Meditate on this question. Especially if you’ve ever been overwhelmed by guilt, fear, and shame.

Be encouraged by the one thing we know about Simon Peter’s whereabouts on Friday and Saturday: He did not follow Judas Iscariot down the one-way path of despair after betraying his beloved Lord. When Jesus Christ rose from the dead on Sunday, Peter was back in the company of Jesus’ family and disciples. Along with them, he experienced the amazement and joy of the Lord’s victory over death. He was forgiven for his failings. He was—transformed!
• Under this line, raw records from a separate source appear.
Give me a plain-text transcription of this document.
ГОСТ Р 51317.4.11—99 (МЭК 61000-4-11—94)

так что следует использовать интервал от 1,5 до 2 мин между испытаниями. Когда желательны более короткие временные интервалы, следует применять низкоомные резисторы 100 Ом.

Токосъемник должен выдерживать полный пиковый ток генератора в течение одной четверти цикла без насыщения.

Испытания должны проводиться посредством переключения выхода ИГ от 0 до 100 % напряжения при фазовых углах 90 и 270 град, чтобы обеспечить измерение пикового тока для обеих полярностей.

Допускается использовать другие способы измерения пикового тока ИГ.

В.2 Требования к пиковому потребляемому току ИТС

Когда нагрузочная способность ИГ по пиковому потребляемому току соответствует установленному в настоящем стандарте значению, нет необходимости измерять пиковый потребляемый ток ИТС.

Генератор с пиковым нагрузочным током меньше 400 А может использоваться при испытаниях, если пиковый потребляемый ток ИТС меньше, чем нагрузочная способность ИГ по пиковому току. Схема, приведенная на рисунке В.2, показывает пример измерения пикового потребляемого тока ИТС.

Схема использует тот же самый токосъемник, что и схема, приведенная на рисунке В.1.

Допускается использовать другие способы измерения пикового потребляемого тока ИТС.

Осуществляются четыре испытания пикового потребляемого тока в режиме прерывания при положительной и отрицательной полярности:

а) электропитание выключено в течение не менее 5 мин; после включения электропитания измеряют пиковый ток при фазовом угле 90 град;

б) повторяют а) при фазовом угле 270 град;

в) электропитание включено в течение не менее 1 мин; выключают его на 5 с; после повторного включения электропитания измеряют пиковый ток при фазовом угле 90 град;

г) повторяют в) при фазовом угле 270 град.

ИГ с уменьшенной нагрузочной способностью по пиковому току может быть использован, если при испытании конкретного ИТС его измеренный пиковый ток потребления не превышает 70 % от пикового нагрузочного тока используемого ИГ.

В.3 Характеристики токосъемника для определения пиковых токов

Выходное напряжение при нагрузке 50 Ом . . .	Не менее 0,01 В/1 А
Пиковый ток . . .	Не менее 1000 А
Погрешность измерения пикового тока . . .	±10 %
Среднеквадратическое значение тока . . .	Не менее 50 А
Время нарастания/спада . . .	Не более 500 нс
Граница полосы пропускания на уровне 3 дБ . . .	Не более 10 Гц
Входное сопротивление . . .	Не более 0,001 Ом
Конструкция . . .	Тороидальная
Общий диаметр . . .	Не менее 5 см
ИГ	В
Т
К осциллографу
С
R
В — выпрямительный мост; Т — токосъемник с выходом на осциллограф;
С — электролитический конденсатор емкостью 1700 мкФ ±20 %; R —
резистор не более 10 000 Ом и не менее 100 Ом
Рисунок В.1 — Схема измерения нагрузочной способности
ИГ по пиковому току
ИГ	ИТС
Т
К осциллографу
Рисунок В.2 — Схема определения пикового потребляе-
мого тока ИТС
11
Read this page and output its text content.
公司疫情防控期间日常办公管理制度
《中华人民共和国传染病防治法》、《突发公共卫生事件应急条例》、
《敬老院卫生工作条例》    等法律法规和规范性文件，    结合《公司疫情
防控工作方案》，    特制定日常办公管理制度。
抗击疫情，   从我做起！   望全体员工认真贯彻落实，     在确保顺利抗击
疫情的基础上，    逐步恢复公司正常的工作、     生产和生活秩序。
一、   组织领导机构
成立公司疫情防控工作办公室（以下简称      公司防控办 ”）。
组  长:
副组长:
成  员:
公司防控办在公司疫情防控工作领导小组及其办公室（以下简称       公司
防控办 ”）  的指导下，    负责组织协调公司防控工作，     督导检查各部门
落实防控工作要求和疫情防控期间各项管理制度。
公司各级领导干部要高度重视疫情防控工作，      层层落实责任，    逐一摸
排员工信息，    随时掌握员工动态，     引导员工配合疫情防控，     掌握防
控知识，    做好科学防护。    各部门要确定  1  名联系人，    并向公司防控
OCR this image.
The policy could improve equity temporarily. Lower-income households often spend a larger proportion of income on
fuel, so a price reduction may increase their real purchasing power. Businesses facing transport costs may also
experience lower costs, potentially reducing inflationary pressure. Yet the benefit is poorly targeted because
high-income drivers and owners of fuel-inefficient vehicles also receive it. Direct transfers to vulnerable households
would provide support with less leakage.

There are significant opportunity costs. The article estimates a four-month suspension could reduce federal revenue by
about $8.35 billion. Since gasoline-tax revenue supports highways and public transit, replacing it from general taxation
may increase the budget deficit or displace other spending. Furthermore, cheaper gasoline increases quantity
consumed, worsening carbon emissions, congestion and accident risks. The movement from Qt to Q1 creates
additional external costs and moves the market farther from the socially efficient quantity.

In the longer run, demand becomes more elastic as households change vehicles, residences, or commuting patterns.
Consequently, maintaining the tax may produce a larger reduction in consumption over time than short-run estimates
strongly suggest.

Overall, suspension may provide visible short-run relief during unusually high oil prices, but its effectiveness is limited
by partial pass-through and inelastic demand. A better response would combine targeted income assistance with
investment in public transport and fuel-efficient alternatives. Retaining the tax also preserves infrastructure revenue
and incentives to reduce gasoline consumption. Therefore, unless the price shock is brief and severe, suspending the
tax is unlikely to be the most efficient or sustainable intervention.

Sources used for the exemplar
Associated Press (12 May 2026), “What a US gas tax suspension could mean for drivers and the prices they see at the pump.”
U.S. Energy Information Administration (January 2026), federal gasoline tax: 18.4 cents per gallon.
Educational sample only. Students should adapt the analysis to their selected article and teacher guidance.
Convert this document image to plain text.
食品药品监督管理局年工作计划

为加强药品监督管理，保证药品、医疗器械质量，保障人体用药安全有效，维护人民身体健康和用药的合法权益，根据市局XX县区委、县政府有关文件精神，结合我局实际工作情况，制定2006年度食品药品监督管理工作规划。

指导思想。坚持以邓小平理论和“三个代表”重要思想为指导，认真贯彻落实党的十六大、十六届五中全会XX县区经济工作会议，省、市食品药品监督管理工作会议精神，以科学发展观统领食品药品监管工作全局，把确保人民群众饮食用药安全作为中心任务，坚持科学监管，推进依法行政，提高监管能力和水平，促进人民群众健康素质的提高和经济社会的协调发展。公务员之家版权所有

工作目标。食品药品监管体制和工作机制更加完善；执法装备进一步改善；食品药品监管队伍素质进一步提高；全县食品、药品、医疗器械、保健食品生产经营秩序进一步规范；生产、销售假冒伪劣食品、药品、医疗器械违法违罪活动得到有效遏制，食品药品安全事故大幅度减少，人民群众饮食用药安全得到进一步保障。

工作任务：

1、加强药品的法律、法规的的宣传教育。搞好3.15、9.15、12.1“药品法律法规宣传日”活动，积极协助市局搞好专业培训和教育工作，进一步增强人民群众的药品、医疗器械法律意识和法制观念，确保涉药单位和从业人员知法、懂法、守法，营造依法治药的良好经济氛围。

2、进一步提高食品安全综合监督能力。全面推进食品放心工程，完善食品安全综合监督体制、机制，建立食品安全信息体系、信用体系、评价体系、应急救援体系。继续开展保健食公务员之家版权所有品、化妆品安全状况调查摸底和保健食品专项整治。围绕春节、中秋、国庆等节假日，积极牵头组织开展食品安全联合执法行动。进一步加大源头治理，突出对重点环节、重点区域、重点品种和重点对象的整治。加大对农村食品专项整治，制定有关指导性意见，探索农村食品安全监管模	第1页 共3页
Learn more of Peter’s story in Transformed: 5 Resurrection Dramas. The first script in this collection of half-hour one-act plays is Simon Peter, Transformed. Simon Peter’s appearance on a TV news show is comically interrupted by his brother, Andrew, who proceeds to “help” Peter explain to the hard-nosed interviewer how the brash betrayer became a solid rock of faith.

And please join me at the online Book Launch Party for Transformed on Facebook on February 22, 2014. HINT: The previous paragraph of this post might help you win a prize at the party!

Click here and then click the “Join” button to join the event. You can do that ahead of time. Please invite your friends who might like my dramas. Then visit the event page on February 22 to wish me well, answer trivia questions for giveaways, and get info about 50% book discounts.

Now, don’t forget to leave a reply on this page. Comments warm a blogger’s heart. In this weather, I need all the warmth I can get! <3



4 thoughts on “After the Cross: Simon Peter

  1. Linda, what I so appreciate is that Peter’s humanness is so evident in your writing, as it is in the Scriptures. I am encouraged in my own Christian journey that if the Lord can use someone like Peter, perhaps He can use me. Your writing is strong. I’m looking forward to your book launch on Saturday!

    • Thanks for stopping by Faith Songs, Mary, and especially for your encouraging comments!
      Peter’s play in Transformed is one of the two dramatic comedies in the book. The play does deal with the serious side of Peter’s experience, not just go for the laughs; but I wanted to plumb that aspect a bit more deeply here.